The “mirror test” is a way to test whether something can recognize itself. A mark is secretly put on an animal, usually in a spot that can only be seen with a mirror. Then the animal is allowed to look in a mirror. If the animal seems to pay attention to the mark, scientists believe the animal has recognized itself (and knows that the mark is not supposed to be there).
The mirror test is often seen as a good way to learn if an animal is aware of itself – one sign of how smart an animal is.
This skill has mainly been found in animals with large brains, such as dolphins, chimpanzees, and elephants. Even humans don’t usually pass the mirror test until they are about a year and a half old. Just one kind of bird has passed the mirror test. And now, a fish.
Cleaner wrasse are small fish that run “cleaning stations” in the sea, where they clean larger fish. When the big fish have parasites (like a dog might have a tick), the cleaner wrasse eat the parasites. This works out well for both the larger fish and the cleaner wrasse.
To test the wrasses, scientists put each wrasse in a tank with a mirror. They gave the fish a chance to get used to the mirror and watched their reactions.
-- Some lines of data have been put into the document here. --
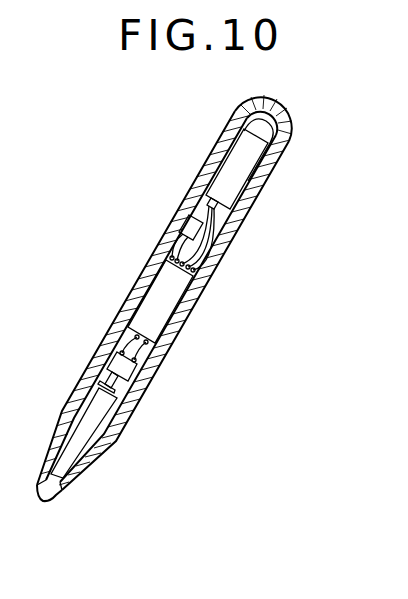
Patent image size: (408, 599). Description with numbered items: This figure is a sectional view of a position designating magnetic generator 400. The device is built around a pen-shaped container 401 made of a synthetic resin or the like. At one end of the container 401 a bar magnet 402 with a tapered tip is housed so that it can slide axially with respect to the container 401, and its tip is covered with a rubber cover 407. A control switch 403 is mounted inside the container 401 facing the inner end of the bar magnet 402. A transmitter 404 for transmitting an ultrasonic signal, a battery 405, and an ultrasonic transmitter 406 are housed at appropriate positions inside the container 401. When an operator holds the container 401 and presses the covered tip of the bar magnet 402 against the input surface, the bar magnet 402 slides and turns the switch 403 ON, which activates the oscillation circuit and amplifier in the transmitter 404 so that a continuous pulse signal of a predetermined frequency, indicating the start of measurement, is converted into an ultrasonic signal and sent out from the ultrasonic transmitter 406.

The position designating magnetic generator 400 is at (237, 253).
The pen-shaped container 401 is at (283, 108).
The bar magnet 402 is at (74, 468).
The control switch 403 is at (125, 368).
The transmitter 404 is at (175, 297).
The battery 405 is at (244, 167).
The ultrasonic transmitter 406 is at (178, 222).
The rubber cover 407 is at (40, 505).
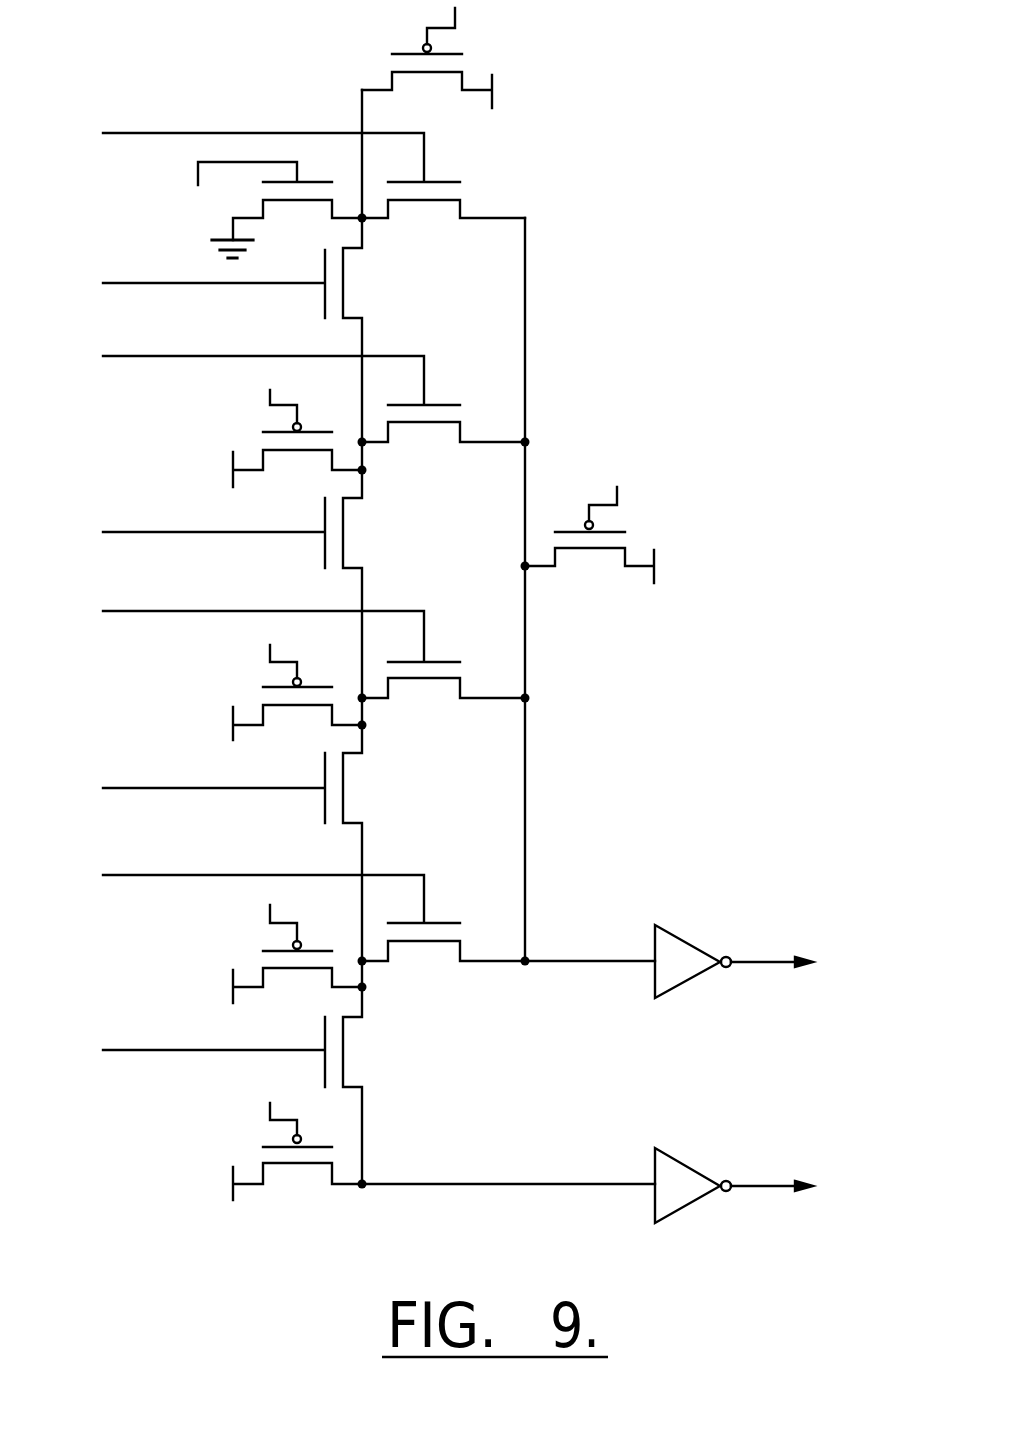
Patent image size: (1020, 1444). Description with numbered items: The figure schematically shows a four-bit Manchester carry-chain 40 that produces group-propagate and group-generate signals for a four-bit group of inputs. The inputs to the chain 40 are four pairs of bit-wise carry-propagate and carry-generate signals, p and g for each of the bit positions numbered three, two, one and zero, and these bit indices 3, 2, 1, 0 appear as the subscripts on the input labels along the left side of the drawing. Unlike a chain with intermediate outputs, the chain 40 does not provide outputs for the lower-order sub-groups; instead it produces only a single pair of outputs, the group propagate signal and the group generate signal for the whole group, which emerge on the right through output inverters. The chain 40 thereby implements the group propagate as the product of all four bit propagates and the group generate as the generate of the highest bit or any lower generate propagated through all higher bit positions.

At first, the wrasse challenged the “other fish” by swimming up to the mirror and “mouth fighting” it.
But soon the wrasses seemed to understand that something funny was happening. They began to swim toward the mirror upside down or in other unusual ways. It was like they were testing whether the fish in the mirror was really them.
Once the wrasses seemed used to the mirror, the scientists gave the wrasses a mark by putting the fish to sleep and injecting something under their skin. Some of the fish got a brown mark. Other fish got a clear “mark” – they got an injection, but the mark didn’t have a color and could’t be seen in a mirror.
After looking in the mirror, the wrasses with the brown marks would rub the area with the mark (usually the face or throat) against the sand in the bottom of the tank. Then they would go back and look in the mirror again, as if checking to see if the mark was still there.
But when wrasses with brown marks were put in tanks without mirrors, they didn’t try to rub their marks away. And wrasses with clear “marks” didn’t either, even when they could see themselves in the mirror.
The unexpected results are making some people look hard for other ways to explain how the wrasses reacted. So even though the wrasses seem to have passed the mirror test, the scientists will need some time to reflect on exactly what that means.